Save money, pay off debt, and prosper. You hear these three things all the time, but somehow making it happen still eludes you. Having money troubles affects everyone in your home. Even if they don't say anything, your kids usually do know that you don't have the money you need to make ends meet. Unfortunately, this scenario plays out far too often, especially if you or your partner lose their job.
While reworking your budget might help temporarily, without definitive changes, it's not uncommon to fall into the same financial hole. In turn, your familial relationships might start to suffer. Thankfully, it doesn't need to be this way. While getting out from under the financial eight-ball might seem impossible, there are things that you can do today to turn things around.
Tap Into Your Equity
If you've been paying your mortgage for some time, you've probably built up equity. Your equity is your home's value, and you can use your financial standing to your advantage when you need money.
If your teen is headed off to college, a HELOC could give you the money you need to help out. A HELOC is a revolving line of credit. As you repay the balance, the available credit is replenished. Unlike traditional loans, you're able to reuse the money you pay back.
Save Better
Believe it or not, there is a right way and a wrong way to save money. When you create your family budget, take note of how and where you're saving your money. Instead of simply leaving what you want to save in your checking account, you could put it into a savings account that accrues interest.

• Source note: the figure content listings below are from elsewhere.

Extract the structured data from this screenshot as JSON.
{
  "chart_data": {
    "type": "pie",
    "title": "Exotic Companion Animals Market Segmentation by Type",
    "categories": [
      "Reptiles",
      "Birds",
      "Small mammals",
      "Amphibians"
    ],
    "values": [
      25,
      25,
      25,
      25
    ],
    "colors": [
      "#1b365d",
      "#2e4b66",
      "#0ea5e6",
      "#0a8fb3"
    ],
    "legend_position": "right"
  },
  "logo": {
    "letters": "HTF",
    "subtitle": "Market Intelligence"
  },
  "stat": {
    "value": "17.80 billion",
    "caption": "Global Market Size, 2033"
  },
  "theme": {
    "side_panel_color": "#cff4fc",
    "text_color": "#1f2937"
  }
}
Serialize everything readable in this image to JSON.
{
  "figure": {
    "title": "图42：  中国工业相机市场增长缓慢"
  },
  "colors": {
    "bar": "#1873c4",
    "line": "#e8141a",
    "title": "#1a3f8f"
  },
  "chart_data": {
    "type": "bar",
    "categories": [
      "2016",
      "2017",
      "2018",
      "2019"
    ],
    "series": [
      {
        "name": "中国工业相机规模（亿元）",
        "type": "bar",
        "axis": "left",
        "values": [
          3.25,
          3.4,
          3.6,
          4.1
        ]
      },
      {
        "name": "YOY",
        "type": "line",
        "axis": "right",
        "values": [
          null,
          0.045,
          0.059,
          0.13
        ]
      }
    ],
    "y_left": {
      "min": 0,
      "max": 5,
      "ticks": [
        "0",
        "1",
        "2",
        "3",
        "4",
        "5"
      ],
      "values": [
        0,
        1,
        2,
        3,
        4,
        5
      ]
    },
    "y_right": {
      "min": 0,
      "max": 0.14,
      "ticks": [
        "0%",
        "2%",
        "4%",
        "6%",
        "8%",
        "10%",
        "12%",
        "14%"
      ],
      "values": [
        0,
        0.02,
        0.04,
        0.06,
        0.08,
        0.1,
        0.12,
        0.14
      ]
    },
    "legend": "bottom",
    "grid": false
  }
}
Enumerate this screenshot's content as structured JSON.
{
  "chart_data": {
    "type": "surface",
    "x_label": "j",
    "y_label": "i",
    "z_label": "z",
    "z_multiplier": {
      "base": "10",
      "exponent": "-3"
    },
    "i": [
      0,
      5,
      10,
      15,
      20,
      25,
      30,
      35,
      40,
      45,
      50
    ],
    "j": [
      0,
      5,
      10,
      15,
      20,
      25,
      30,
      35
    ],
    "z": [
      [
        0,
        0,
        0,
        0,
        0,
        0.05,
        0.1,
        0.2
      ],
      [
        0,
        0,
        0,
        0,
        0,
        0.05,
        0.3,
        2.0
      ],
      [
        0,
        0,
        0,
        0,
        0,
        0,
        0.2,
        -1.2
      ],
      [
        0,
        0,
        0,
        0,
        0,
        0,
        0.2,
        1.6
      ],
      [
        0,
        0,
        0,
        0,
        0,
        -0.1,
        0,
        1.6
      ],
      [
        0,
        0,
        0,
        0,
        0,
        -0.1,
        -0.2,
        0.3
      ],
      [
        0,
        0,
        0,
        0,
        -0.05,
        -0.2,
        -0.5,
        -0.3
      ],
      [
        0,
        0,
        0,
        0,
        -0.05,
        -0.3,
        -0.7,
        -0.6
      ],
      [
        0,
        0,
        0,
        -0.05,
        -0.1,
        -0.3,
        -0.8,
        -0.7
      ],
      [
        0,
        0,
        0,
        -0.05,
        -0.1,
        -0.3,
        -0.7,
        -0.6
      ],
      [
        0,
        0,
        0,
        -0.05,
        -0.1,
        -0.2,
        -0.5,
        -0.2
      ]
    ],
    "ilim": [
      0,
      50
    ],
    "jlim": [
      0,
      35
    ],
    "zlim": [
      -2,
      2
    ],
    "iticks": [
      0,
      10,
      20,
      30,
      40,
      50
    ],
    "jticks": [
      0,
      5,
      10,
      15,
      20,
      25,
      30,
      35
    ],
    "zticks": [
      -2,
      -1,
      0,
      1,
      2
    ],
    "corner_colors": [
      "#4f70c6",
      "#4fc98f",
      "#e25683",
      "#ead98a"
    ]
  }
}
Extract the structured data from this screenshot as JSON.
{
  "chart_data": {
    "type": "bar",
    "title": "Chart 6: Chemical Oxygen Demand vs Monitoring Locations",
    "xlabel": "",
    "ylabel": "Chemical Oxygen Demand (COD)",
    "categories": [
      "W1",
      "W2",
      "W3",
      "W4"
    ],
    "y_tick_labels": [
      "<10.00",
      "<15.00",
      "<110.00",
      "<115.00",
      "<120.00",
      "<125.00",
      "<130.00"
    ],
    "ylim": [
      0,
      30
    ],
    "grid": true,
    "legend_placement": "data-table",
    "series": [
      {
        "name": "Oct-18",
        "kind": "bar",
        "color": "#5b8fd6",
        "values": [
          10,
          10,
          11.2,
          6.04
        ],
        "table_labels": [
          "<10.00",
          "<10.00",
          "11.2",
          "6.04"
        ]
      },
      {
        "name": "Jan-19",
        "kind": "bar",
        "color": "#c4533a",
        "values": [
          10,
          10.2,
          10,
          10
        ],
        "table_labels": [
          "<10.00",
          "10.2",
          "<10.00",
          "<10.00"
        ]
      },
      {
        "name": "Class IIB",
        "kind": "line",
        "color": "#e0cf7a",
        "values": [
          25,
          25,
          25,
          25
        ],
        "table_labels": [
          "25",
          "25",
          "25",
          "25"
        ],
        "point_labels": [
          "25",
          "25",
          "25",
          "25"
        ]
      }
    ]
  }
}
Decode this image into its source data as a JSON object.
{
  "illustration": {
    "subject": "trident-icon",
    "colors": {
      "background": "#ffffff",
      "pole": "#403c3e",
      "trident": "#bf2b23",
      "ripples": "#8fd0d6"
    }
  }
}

Alternatively, you can invest in an IRA, which builds wealth over time. You also need to think about how much you're putting away. If you're only saving the bare minimum and spending the rest, you're not maximizing your saving potential.
Spend Differently
How you spend is just as important as how you save. If you're the kind of shopper who loves to go to the store and put everything you see in the cart, that's the first thing that needs to change. Impulse buying is one of the fastest ways to go into debt, especially if you have a family.
As much as you want to give your family the things they want, spending money you really can't afford to spend can backfire. Not only can it cause negative repercussions financially, but your family members may also not be receptive when you can't continually buy them things.
Does that mean you can never indulge both yourself and your family? No, However, you need to set a hard limit on how much you can really afford as well as how often you spend it. Look at your monthly income after deducting your mortgage and all other bills. How much do you really have to spend?
You also need to deduct money that you want to save as well. This remaining amount is the amount you can use to spend on yourself and your family. You can even bank it for later and then use it for a larger purchase.